Léonard fut troublé par les révélations d'Henri. Il ne comprenait pas ce qu'il pouvait pousser Louis à de telles extrémités. Ce jeune et bel homme si joyeux, si raffiné, avec lequel il eut une relation si forte tout au long des deux années de service militaire, celui avec qui il eut fait l'amour pour les premières fois, entre hommes, comment est-il devenu la putain d'un vicomte sournois?
Il décida à cet instant d'en parler à Carl et surtout de tout dire à Ernestine qui ne savait rien de son histoire passée avec lui.
Malgré cela, il fut heureux de retrouver Carl.
Il arriva devant la chaumière, le jour se levait.
Il entra sans faire de bruit, en tournant discrètement la poignée ovale en fer patinée avec le temps de la vieille porte en chêne grisée par les éléments.
Il la referma en douceur.
Ne fut-il pas surpris de trouver Carl nu allongé sur le lit en fer, sur le dos, son magnifique fessier imberbe offert.
Léonard, se déshabillant à nouveau, sans un bruit, ne désira qu'une seule chose, se blottir contre lui.
Malgré la douleur de ce qu'il eut appris, il avait besoin des bras de son aimé.
Il laissa ses vêtements près de l'une des chaises près de la vieille table rustique en bois de cerisier.
Il s'approcha de lui, il dormait à point fermé.
Il s'agenouilla à la hauteur de ses fesses…
Il les embrassa, doucement, sensuellement… Son coeur battait, il se sentit excité, il les embrassa à nouveau, encore et encore…
Carl se réveilla et sentit que Léonard embrassait son séant.
Il lui dit :
- Bonjour mon ami, vous êtes revenus?
- Bonjour mon aimé, oui je suis revenu, pour vous adorer!
Il s'allongea nu, à côté de Carl.
Ce dernier se blottit contre son torse.
Il eut retrouvé son homme croyant qu'il aurait succombé définitivement à sa séduisante cousine.
Carl lui dit :
- Léonard, j'ai eu peur que vous restiez définitivement avec Ernestine, c'est stupide, je le sais…C'est moi en plus qui vous ai poussé vers ma cousine. Je l'aime certes, elle est comme ma soeur, mais vous, mon amour, vous êtes l'homme de ma vie!
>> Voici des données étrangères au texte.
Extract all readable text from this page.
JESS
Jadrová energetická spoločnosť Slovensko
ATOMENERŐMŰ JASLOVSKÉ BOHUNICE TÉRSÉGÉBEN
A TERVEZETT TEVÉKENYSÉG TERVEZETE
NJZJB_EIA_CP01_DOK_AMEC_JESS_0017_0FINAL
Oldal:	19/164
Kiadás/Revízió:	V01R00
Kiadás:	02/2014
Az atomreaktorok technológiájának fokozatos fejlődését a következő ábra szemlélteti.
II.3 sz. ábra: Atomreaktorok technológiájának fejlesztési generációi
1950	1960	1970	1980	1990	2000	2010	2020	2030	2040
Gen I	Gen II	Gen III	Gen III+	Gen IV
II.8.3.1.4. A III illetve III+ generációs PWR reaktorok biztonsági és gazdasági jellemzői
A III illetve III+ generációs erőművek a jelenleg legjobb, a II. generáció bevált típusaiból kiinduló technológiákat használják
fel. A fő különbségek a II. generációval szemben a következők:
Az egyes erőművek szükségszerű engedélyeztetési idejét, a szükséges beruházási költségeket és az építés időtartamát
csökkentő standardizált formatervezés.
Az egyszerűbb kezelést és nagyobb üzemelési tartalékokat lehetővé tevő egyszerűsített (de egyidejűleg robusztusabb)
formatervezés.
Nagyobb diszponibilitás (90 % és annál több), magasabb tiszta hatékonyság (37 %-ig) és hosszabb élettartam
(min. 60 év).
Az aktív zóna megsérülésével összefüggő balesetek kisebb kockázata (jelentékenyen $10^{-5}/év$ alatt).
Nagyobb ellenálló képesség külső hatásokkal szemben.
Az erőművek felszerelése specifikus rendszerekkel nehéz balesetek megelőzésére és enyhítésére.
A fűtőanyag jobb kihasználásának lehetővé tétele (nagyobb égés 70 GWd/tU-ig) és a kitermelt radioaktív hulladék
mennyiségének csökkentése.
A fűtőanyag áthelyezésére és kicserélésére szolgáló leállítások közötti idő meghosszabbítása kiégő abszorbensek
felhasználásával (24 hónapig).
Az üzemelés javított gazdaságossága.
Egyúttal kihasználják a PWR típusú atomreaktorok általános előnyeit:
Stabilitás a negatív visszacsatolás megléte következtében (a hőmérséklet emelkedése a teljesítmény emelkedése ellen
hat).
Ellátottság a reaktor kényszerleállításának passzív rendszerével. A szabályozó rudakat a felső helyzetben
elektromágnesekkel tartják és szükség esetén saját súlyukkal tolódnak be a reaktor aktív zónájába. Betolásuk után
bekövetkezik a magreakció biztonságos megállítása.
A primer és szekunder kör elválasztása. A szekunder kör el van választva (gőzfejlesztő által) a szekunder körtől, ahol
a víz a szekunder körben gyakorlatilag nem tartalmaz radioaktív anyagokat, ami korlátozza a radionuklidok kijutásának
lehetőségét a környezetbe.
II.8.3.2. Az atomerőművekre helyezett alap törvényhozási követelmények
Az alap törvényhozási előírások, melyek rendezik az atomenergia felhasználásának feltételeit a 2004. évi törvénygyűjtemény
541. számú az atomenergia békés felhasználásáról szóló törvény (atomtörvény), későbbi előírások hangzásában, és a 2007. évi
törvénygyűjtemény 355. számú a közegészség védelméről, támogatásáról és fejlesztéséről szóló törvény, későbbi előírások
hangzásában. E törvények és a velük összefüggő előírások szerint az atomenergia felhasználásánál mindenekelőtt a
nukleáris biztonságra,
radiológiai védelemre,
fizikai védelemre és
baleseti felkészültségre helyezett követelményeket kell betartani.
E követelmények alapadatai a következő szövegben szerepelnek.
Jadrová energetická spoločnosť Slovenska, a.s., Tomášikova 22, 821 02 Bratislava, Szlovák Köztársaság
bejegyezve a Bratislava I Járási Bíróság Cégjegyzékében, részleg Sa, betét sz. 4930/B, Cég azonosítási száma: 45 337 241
Léonard fut touché par cette déclaration, Carl fut pour lui également un amour profond et sincère.
Il lui répondit :
- Mon aimé, restons l'un contre l'autre, dans le silence je suis épuisé, j'ai plein de choses à vous raconter, mais plus tard…Je souhaite simplement rester dans vos bras, ainsi!
- Je ne demande pas mieux, mon chéri, dit-il…Vous savez combien je vous aime!
- Oui, Carl, je le sais!
Il l'embrassa dans le cou, le serrant contre lui.
Ils s'endormirent tous les deux ainsi.
Le soleil de l'été, au zénith, vint taper sur les carreaux de la fenêtre, renvoyant une lumière étincelante, d'un ciel sans nuage, la journée allait être chaude.
Ils se réveillèrent, Carl se blottit encore plus contre son mâle.
Il avait besoin d'être rassuré, aimé, sa fragilité exacerbée due à sa sensibilité artistique le rendait vulnérable.
Léonard avait compris qu'il était fragile, très enclin à ses émotions.
Il eut encore plus envie de le protéger, de le serrer contre lui, pour le plus grand bonheur de son peintre.
Tous les deux, bien que différents, se comprenaient fort bien!
Léonard trouva en lui l'amant amoureux, lui faisant découvrir un univers exceptionnel.
Carl fut amoureux de la simplicité de son jardinier rustique. Son corps fut pour lui une extase, un délice de perfection, qu'il peindrait à l'infini, il avait déjà commencé dans son atelier au grenier de la villa à Beaumont-sur-Oise.
Léonard l'embrassa sensuellement, dans le cou. Il sentit sa verge à nouveau gaillarde contre son antre.
Carl se laissa embrasser, désiré car son aimé.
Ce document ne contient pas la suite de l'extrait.